Economy Watch: Detroit Files for Chapter 9
- Jul 19, 2013
On Thursday, Detroit became the largest city in the nation ever to file for the municipal version of bankruptcy, Chapter 9. The city faces a mass of liabilities— roughly $18 billion by most accounts—but the move was decades in coming. The city is a shadow of its former self, both in terms of population and business activity, and so is its tax base.
Earlier this year, the state of Michigan appointed an emergency manager for the city, Kevyn Orr, who has since been negotiating with Detroit’s many bondholders and other creditors about restructuring the city’s debt. Those negotiations were at an impasse this week, with the fate of about $11 billion in unsecured debt proving especially contentious.
Now follows months, or more likely years, of legal wrangling. The case is unprecedented, in that no city this size has ever filed for bankruptcy protection. Even New York in the mid-1970s, when it was barely able to meet its obligations, didn’t actually resort to filing for bankruptcy. The largest cases of Chapter 9 municipal bankruptcy so far have been counties, not cities: Jefferson County, Ala., in 2011, and Orange County, Calif., in 1994.
Bernanke says tapering still likely
Fed chairman Ben Bernanke wrapped up two days of testimony before Congress on Thursday—it was his semi-annual report to the legislature branch—by saying that most members of the Federal Open Market Committee (probably) support tapering down the Fed’s monthly bond purchases, which are currently at a pace of $85 billion each month. The tapering might begin as soon as September. “The general scenario I described at my (June 19) press conference is generally supported by people on the committee—both voters and non-voters,” Bernanke told the Senate Banking Committee.

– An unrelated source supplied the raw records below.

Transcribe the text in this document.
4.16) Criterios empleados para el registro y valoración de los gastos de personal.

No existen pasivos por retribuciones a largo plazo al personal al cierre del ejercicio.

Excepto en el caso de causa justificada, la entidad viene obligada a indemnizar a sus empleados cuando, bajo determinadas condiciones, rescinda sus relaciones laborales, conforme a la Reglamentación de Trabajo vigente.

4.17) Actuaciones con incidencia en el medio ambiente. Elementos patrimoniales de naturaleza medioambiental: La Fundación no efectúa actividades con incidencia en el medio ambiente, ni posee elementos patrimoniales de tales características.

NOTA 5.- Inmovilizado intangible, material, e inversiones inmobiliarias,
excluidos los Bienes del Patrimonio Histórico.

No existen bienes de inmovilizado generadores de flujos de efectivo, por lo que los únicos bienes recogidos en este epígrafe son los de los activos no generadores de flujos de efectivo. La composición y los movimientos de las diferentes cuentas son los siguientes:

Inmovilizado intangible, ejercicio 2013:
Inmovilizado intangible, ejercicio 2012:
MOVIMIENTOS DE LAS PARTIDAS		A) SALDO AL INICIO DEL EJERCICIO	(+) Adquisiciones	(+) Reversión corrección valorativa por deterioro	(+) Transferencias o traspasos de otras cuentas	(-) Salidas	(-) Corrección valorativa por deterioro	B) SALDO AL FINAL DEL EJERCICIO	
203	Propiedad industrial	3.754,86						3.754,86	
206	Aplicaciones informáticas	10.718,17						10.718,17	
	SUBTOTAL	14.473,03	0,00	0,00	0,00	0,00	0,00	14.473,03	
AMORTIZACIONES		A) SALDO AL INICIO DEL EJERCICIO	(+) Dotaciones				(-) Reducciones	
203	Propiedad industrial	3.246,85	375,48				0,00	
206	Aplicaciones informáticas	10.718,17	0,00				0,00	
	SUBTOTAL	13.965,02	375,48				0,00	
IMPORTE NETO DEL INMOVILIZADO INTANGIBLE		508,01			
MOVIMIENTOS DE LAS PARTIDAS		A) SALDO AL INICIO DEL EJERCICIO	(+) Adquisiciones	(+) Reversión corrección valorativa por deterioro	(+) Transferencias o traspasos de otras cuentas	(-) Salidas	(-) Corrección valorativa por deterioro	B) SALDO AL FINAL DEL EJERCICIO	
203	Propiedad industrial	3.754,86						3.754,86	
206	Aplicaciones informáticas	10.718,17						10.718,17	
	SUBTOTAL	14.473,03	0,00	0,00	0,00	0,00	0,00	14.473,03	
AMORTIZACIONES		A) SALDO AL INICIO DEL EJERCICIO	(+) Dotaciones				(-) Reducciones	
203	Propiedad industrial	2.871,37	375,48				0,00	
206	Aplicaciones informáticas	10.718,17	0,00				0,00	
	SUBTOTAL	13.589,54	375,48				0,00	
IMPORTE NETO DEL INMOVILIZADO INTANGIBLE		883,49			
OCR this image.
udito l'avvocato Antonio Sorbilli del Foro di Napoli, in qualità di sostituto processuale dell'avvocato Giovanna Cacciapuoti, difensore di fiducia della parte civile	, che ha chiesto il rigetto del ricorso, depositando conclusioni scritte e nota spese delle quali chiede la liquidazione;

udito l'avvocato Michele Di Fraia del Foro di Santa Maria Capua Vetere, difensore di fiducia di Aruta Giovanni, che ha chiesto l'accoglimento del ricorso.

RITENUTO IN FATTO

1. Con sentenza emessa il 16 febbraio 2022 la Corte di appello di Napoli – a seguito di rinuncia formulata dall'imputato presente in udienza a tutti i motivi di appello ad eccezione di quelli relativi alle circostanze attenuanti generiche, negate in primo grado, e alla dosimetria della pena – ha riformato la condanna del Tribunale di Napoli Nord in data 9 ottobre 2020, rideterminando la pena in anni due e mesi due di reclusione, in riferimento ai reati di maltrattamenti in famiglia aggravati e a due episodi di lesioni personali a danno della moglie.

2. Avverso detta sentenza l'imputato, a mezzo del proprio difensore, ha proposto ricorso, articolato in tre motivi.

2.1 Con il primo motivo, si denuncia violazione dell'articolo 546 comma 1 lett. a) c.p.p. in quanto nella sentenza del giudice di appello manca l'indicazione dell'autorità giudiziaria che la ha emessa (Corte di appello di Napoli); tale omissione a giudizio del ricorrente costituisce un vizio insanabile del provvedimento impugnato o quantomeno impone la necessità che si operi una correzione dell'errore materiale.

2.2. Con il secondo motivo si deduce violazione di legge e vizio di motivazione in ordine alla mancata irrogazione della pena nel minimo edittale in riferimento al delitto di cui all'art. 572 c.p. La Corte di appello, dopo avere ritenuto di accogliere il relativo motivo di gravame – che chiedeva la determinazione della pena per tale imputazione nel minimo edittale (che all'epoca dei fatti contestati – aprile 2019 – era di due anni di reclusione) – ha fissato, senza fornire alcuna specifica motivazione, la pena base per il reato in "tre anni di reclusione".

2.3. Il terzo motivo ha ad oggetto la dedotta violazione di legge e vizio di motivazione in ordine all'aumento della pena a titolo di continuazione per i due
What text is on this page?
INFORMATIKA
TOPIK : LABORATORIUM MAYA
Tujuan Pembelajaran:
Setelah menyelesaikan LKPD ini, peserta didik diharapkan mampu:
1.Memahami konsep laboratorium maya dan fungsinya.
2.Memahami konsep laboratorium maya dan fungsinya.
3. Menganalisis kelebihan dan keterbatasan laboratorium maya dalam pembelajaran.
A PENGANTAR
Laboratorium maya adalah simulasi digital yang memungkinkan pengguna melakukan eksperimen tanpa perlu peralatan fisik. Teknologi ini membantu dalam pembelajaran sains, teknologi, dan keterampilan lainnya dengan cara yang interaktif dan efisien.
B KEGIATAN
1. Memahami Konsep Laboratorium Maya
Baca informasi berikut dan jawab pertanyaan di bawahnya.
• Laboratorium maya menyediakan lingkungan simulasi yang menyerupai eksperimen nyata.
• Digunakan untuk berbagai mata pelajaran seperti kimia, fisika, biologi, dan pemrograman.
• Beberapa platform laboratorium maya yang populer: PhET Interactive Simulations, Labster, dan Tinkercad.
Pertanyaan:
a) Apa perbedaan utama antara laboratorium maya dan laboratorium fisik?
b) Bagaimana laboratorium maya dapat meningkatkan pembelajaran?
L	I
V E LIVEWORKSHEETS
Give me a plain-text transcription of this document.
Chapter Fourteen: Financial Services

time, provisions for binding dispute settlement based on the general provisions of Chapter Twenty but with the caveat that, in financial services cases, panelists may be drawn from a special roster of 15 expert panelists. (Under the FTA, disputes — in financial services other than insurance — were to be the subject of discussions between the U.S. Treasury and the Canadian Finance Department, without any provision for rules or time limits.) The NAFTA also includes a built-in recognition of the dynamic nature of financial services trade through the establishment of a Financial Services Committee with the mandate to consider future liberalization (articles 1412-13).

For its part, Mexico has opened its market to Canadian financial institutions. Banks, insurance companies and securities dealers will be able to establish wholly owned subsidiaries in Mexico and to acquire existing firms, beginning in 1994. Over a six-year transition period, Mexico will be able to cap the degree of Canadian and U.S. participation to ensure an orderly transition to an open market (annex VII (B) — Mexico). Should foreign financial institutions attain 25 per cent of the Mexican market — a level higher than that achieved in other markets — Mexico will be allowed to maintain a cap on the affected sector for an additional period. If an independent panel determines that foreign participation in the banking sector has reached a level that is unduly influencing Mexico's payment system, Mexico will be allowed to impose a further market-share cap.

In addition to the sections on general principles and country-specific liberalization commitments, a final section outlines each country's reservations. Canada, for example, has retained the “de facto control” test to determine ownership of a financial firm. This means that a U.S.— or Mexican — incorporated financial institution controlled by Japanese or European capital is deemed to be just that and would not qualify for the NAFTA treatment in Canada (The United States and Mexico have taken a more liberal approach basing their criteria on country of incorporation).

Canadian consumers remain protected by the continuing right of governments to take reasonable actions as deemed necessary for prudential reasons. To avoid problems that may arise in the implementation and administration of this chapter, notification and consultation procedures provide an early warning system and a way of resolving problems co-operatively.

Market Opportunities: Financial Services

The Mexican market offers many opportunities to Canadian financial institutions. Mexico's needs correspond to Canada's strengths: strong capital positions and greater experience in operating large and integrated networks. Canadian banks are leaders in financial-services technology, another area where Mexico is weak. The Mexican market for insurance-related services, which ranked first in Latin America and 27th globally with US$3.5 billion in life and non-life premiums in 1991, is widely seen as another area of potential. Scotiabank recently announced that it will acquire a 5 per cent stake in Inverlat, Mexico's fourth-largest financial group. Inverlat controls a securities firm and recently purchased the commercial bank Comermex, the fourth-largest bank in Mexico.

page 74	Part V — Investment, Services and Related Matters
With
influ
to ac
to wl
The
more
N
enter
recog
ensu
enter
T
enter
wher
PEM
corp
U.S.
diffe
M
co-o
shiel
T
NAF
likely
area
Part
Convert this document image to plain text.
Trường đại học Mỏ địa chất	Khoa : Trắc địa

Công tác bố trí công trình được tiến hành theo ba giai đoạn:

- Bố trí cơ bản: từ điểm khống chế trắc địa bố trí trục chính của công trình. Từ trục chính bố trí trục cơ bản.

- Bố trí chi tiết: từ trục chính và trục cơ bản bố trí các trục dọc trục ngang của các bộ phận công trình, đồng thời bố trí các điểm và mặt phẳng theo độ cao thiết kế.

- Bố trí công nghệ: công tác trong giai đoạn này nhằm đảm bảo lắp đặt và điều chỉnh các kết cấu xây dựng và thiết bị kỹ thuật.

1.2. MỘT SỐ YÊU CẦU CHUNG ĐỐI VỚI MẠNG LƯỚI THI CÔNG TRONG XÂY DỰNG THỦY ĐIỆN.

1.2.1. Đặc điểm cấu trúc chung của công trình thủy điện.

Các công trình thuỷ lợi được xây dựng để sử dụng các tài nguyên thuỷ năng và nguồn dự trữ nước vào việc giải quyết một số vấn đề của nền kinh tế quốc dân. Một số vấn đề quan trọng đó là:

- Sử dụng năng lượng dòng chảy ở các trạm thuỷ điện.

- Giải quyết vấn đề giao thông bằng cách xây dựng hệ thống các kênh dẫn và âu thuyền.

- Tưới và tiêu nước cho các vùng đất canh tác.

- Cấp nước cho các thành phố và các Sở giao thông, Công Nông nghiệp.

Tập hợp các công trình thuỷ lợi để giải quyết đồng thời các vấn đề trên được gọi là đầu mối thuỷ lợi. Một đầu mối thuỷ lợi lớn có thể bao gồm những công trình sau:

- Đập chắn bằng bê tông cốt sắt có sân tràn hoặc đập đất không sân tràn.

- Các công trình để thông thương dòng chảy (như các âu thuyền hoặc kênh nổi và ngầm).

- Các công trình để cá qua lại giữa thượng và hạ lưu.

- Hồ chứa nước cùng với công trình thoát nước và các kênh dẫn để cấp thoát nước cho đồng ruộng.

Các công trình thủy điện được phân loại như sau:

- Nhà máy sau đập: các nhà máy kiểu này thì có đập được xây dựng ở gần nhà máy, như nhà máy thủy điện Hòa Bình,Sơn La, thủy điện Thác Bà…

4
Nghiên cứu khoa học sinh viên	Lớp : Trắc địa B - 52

The chairman stressed (once again) that tapering would depend on the state of the economy going forward. On Wednesday, he’d outlined some of the headwinds that the economy still faces. On Thursday, he said the central was keeping an eye on those headwinds: “Obviously, we’re going to look at the data,” he noted.
Separately on Thursday, Moody’s Investors Service revised the United States’ credit outlook from negative to stable on its rating of Aaa (which is still the highest rating). The negative outlook on the nation’s sovereign debt has been around since the summer of 2011, when some members of Congress made noise about letting the country default. The rating service cited lower federal deficits and stronger economic growth as reasons for its move.
Initial unemployment claims drop
The U.S. Department of Labor reported on Thursday that for the week ending July 13, initial unemployment claims were 334,000, a decrease of 24,000 from the previous week. The less volatile four-week moving average was 346,000, a decrease of 5,250 from the previous week.
Wall Street experienced an up day on Thursday, with the Dow Jones Industrial Average gaining 78.02 points, or 0.5 percent, while the S&P 500 advanced 0.5 percent as well. The Nasdaq eked out a tiny gain of 0.04 percent.